3. Enhance access to improved drinking water sources: The study found that children from households with unimproved drinking water sources were less likely to be wasted and stunted. Therefore, efforts should be made to ensure access to safe and improved drinking water sources, such as clean water wells or piped water systems.

4. Improve housing conditions: The study found that children living in households with dirt floors were more likely to be stunted. It is important to improve housing conditions by promoting the use of improved flooring materials, such as cement or tiles, to create a clean and hygienic environment for children.

5. Conduct longitudinal and interventional studies: The study suggests the need for further research to determine the long-term effects of WASH facilities on child undernutrition. Longitudinal studies can provide valuable insights into the impact of improved access to WASH facilities on child health outcomes. Interventional studies can help identify effective strategies and interventions to improve access to WASH facilities and reduce child undernutrition.

By implementing these recommendations, it is possible to develop innovative approaches and interventions that can improve access to maternal health and reduce child undernutrition in Ethiopia.
AI Innovations Methodology
Based on the provided information, here are some potential recommendations to improve access to maternal health:

1. Improve access to clean water sources: Ensuring that households have access to improved drinking water sources can reduce the risk of child undernutrition. This can be achieved by implementing water supply infrastructure projects, such as installing community water pumps or providing water filters.

2. Enhance sanitation facilities: Promoting the use of improved toilet facilities and safe disposal of children’s stool can contribute to reducing child undernutrition. This can be achieved through the construction of latrines and educating communities about proper sanitation practices.

3. Upgrade housing conditions: Improving housing conditions, particularly by eliminating dirt floors, can have a positive impact on child growth indicators. This can be done through housing renovation programs or providing affordable housing options.

To simulate the impact of these recommendations on improving access to maternal health, a methodology could include the following steps:

1. Data collection: Gather data on the current status of water, sanitation, and hygiene (WASH) facilities, as well as maternal and child health indicators in the target population. This can be done through surveys, interviews, and existing health records.

2. Define indicators: Identify specific indicators that reflect access to maternal health, such as maternal mortality rates, antenatal care coverage, and child undernutrition rates. These indicators will serve as the basis for measuring the impact of the recommendations.

3. Baseline assessment: Calculate the baseline values for the selected indicators before implementing the recommendations. This will provide a reference point for comparison.

4. Intervention implementation: Implement the recommended interventions, such as improving water sources, sanitation facilities, and housing conditions. Ensure proper monitoring and evaluation mechanisms are in place during the implementation phase.

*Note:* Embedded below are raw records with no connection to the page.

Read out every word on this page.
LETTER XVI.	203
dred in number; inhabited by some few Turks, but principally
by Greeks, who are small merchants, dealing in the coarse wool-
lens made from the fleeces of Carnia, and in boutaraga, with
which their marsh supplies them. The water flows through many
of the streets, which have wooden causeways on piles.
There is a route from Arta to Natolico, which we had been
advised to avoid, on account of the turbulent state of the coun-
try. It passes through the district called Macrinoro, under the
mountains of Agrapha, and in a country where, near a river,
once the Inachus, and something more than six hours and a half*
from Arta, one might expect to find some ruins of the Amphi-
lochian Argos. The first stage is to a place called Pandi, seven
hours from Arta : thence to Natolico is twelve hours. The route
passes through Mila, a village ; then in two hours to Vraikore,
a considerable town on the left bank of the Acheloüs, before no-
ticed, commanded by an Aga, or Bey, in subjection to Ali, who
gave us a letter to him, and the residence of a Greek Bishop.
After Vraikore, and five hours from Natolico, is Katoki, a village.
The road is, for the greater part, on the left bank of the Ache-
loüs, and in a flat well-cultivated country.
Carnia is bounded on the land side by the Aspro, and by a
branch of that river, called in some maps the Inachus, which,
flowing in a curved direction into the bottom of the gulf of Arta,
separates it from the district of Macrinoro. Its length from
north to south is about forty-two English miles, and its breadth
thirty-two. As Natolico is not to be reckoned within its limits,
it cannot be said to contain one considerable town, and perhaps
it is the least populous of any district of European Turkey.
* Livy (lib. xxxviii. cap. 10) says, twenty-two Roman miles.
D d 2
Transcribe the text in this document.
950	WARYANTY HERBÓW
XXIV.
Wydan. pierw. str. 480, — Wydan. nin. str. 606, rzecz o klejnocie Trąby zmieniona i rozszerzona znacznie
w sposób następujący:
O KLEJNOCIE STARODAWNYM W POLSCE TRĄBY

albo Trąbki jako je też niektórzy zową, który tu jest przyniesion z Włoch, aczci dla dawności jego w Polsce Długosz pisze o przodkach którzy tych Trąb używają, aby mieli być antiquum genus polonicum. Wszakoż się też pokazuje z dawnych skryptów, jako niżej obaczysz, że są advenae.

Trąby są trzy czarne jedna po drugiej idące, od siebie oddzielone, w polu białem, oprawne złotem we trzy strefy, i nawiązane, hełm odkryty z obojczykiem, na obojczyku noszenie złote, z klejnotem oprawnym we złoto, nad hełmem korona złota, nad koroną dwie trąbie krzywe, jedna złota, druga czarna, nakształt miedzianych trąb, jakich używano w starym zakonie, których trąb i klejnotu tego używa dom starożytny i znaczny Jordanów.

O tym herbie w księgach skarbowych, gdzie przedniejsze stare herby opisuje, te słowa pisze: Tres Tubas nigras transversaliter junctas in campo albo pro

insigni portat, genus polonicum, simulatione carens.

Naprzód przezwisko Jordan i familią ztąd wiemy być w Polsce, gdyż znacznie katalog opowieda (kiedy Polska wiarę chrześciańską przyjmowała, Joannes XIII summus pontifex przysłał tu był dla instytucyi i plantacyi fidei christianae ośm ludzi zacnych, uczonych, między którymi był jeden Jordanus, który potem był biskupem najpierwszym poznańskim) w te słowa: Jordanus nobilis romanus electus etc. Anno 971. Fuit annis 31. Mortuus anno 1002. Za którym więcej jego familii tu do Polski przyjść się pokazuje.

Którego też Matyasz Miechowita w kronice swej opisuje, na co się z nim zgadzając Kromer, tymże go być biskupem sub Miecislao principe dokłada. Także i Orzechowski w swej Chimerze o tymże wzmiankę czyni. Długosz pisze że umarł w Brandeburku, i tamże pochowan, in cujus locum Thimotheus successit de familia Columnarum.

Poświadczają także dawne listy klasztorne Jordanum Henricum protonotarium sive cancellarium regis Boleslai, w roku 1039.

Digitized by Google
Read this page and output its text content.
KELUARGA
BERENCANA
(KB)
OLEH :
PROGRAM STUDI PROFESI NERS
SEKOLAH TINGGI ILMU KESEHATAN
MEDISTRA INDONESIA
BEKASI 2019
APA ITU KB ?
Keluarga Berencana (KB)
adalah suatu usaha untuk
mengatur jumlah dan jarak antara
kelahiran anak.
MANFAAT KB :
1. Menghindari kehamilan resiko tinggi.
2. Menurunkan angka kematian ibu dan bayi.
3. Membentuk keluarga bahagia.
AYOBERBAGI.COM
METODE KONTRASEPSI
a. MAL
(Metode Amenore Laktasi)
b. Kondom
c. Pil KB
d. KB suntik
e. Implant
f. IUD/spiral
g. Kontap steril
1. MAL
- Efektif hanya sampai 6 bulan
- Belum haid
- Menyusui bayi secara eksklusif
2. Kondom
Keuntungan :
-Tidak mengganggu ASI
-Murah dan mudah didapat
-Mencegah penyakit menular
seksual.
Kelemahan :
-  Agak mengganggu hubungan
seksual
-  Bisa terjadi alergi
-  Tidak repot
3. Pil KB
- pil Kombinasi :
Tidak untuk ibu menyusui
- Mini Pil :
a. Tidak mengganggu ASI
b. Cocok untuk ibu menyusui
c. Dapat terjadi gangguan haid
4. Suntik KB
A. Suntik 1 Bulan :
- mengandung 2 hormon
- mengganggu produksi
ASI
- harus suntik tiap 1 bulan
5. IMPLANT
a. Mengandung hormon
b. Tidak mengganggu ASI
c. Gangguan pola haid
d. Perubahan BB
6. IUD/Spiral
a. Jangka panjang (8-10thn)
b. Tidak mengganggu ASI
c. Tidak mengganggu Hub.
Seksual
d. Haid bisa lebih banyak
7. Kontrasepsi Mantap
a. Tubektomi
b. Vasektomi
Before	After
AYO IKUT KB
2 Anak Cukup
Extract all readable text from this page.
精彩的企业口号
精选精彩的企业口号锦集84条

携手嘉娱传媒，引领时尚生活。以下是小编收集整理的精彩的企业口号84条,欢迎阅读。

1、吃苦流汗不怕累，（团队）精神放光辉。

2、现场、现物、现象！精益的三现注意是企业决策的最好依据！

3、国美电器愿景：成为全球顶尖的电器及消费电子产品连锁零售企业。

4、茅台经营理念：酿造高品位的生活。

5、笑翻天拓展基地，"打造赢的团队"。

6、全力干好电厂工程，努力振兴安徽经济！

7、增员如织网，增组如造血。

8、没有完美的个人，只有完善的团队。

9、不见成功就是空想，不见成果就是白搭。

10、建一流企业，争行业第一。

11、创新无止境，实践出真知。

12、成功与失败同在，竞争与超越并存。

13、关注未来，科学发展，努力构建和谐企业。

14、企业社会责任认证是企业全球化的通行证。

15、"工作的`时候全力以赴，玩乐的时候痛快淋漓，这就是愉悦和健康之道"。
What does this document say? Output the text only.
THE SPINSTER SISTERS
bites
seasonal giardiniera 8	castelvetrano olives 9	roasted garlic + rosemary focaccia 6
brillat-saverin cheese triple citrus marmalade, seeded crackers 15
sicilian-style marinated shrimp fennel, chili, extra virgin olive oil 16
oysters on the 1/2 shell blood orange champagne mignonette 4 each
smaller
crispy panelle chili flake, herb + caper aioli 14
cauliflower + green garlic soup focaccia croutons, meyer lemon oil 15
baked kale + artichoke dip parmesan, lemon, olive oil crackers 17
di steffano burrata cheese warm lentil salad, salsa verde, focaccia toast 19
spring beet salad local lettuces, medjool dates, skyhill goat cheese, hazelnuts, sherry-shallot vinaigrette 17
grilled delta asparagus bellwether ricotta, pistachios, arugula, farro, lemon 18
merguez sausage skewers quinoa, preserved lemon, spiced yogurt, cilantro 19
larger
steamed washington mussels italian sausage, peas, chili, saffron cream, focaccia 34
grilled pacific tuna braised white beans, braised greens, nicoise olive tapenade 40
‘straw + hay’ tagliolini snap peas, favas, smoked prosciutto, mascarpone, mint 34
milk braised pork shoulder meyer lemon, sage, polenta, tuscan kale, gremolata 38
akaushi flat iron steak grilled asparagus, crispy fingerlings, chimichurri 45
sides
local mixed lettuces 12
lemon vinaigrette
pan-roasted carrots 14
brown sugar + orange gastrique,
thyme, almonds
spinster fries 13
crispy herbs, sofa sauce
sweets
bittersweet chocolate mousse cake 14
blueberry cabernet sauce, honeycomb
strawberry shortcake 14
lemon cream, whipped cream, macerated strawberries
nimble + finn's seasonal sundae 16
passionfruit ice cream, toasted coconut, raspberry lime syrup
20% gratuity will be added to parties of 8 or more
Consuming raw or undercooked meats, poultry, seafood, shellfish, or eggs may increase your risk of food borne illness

5. Data analysis: Analyze the post-intervention data to assess the impact of the recommendations on the selected indicators. Compare the post-intervention values with the baseline values to determine the extent of improvement.

6. Statistical modeling: Use statistical modeling techniques, such as multilevel logistic regression, to examine the association between the implemented interventions and the selected indicators. Adjust for potential confounding factors, such as socio-demographic characteristics and healthcare access.

7. Interpretation and reporting: Interpret the results of the analysis and report the findings, including the magnitude of the impact and any significant associations observed. Communicate the results to relevant stakeholders and policymakers to inform decision-making and further interventions.

It is important to note that this methodology is a general framework and may need to be adapted based on the specific context and available data.